Fairgoers complained about the rides in 2013, mainly that the attractions did not include taller, more spectacular rides such as the Zipper.
Solomon said the company, hired on a three-year contract starting in 2013 to replace the previous carnival, met all of its contractual obligations, but did not have rides many people were looking for.
Solomon said Brown told him in Billings that he is working to bring some taller rides, including the Zipper, when he comes back to Montana in 2014.
“To make a long story short, he said they’d do everything they can to change that,” Solomon told the board.
Brown’s tour in 2013 was its first in Montana. The Great Northern Fair Board hired it to replace Royal West Amusement when that company could no longer guarantee, after the 2012 fair, that it could bring enough rides to fulfill its contract.
The board also heard an update on the rodeo, with Solomon saying he and board members met with the local association that put on the last three rodeos at the Great Northern Fair and updated its contract.
Board member Gus Sharp, who volunteered in October to act as the fair board’s liaison with the rodeo association, said he will meet with association members this week to have them sign the contract.
Association members said at the board’s July meeting, after the fair, that they would no longer put on the rodeo.
Last month, a representative said they would again, mainly due to community support for the association putting on its highly praised rodeo and Sharp meeting with them to see if they would resume,
The board also approved bringing back pig wrestling as a nighttime show to take the Wednesday slot.
That event, which has been increasingly popular at the Blaine County Fair for several years, first appeared at the Great Northern Fair last summer.
Solomon said his only concern is finding enough workers to run the pig wrestling. The organizers require the fair to provide people to help with setting up and tearing down the event, washing off the contestants and pigs and announcing the event.
Solomon said enough people helped in 2013, but it was difficult putting the work together in time for the fair.
The board also approved the two acts Solomon and board member Missy Boucher, who also attended the convention in Billings this month, recommended for the free stage, the escape artist Kristen Johnson — Lady Houdini — and entertainers Washboard Willy and Lloyd Mabrey.
Solomon said the escape artist would put on three shows a day, ranging from escaping from straight jackets while suspended upside down above the stage to escaping from handcuffs, chains and shackles while underwater in a clear, glass tank.
Boucher said Johnson had a video showing her performance, which are about 25-30 minutes long each.
“They had them on the edge of their seats every program,” Boucher said.
Johnson in 2012 broke escape artist Harry Houdini’s record for “water torture cell” escapes.

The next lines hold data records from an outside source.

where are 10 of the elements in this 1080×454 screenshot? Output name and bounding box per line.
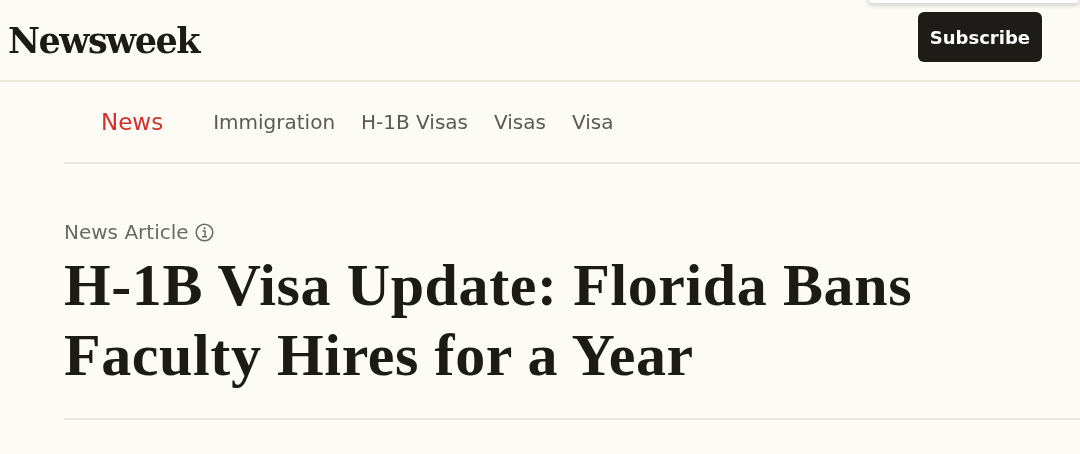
topic-link[interactable]: Visas [494, 110, 546, 134]
topic-link[interactable]: Immigration [213, 110, 336, 134]
section-link[interactable]: News [101, 109, 164, 135]
subscribe-button[interactable]: Subscribe [917, 12, 1042, 62]
site-logo[interactable]: Newsweek [8, 19, 199, 61]
headline: H-1B Visa Update: Florida Bans Faculty Hires for a Year [64, 251, 914, 390]
topic-link[interactable]: Visa [571, 110, 614, 134]
info-icon[interactable] [194, 222, 214, 242]
topic-link[interactable]: H-1B Visas [361, 110, 468, 134]
article-type: News Article [64, 220, 189, 244]
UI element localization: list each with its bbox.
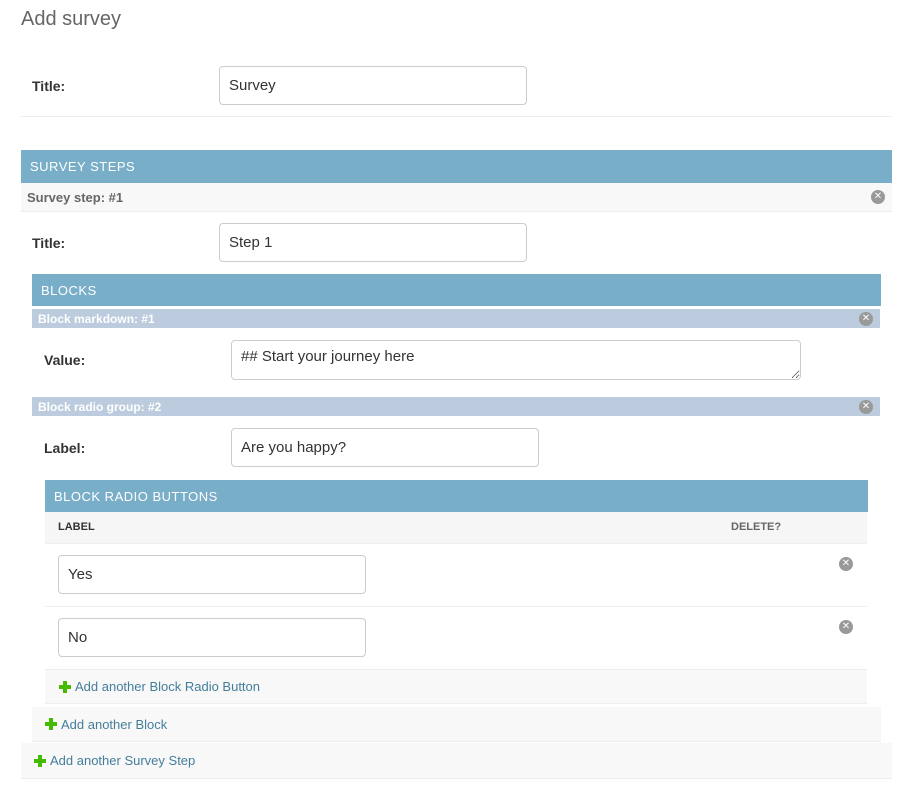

Solomon said Washboard Willy would both walk around the midway entertaining while also performing on stage with Lloyd Mabrey. The duo is billed as providing “audience interaction, comedy and music for all generations.”
Solomon said Johnson costs $1,700 a day — he said he originally thought the show would be much higher and out of the Great Northern Fair’s price range — and Washboard Willy and Mabrey would charge the Havre fair $1,600 a day. Solomon said that is about average for the acts the Great Northern Fair has hired in recent years.